I barked a laugh. Charm was the last thing in the world I had. I was gruff, often pissed off, and I liked it that way. If others didn’t… well, fuck ’em.
Tanner smirked, taking another sip of his beer. “Come on, man. It won’t kill you to do something social once every fucking decade. Rae’s excited about it, and you know how she gets about these things, living in the moment. Plus, this new girl Camille—she’s really turned the whole thing into something special. It’d mean a lot if you showed your face.”
I stared at him, weighing my options. Tanner wasn’t going to let this go, and he knew damn well that I had a soft spot for Rae. She could hold her own in a way a lot of women couldn’t, and she was Tanner’s everything. I sighed, running a hand through my hair. “Fine. But I’m not staying long, and I’m not talking to anyone.”
Tanner grinned, clinking his beer bottle against mine. “That’s the spirit, Bear. One night won’t be the end of the world.”

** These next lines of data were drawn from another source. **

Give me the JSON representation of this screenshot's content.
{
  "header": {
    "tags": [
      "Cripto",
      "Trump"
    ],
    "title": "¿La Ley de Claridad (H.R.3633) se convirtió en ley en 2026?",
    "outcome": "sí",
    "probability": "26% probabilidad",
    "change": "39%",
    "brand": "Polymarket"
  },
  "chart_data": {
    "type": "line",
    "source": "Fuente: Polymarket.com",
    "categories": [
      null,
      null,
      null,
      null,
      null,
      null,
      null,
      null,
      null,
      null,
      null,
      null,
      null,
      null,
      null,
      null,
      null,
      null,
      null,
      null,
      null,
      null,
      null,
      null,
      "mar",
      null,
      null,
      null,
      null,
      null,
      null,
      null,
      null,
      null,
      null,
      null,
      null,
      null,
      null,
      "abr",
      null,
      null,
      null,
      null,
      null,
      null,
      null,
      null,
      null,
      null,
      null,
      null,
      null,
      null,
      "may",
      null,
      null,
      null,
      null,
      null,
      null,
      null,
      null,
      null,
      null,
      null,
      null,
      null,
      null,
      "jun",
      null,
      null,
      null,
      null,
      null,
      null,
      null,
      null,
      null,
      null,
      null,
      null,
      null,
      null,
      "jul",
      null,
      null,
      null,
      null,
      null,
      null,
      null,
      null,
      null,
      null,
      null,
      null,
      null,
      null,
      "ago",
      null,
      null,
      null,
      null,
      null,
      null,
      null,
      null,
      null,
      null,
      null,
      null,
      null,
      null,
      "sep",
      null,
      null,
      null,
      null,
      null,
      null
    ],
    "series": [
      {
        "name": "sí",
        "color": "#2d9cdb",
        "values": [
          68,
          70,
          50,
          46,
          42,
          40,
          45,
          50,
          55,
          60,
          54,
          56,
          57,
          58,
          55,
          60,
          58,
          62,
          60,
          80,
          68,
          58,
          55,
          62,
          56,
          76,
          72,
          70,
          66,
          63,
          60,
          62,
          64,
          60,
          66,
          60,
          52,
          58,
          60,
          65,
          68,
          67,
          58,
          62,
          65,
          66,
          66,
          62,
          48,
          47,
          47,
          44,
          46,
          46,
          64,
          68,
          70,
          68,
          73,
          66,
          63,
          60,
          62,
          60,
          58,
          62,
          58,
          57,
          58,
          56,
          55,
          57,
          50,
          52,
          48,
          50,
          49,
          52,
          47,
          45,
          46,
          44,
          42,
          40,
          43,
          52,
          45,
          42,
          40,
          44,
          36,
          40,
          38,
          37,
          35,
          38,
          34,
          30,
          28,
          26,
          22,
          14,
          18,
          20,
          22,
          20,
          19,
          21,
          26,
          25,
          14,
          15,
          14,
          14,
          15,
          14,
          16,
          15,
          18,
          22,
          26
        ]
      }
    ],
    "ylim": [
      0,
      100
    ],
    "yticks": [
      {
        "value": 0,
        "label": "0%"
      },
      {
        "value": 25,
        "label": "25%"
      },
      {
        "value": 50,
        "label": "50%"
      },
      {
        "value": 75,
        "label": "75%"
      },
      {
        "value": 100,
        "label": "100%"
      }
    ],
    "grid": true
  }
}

I wasn’t so sure about that. But I nodded, knowing it was the closest thing to a compromise I’d get. And as much as I hated to admit it, maybe a part of me was curious about this newcomer in town. It always paid off to know who the people were around here, and if there was someone new, it was my business to know who it was.
Yeah, that was all it was—a matter of survival. I wasn’t curious about the new girl at all.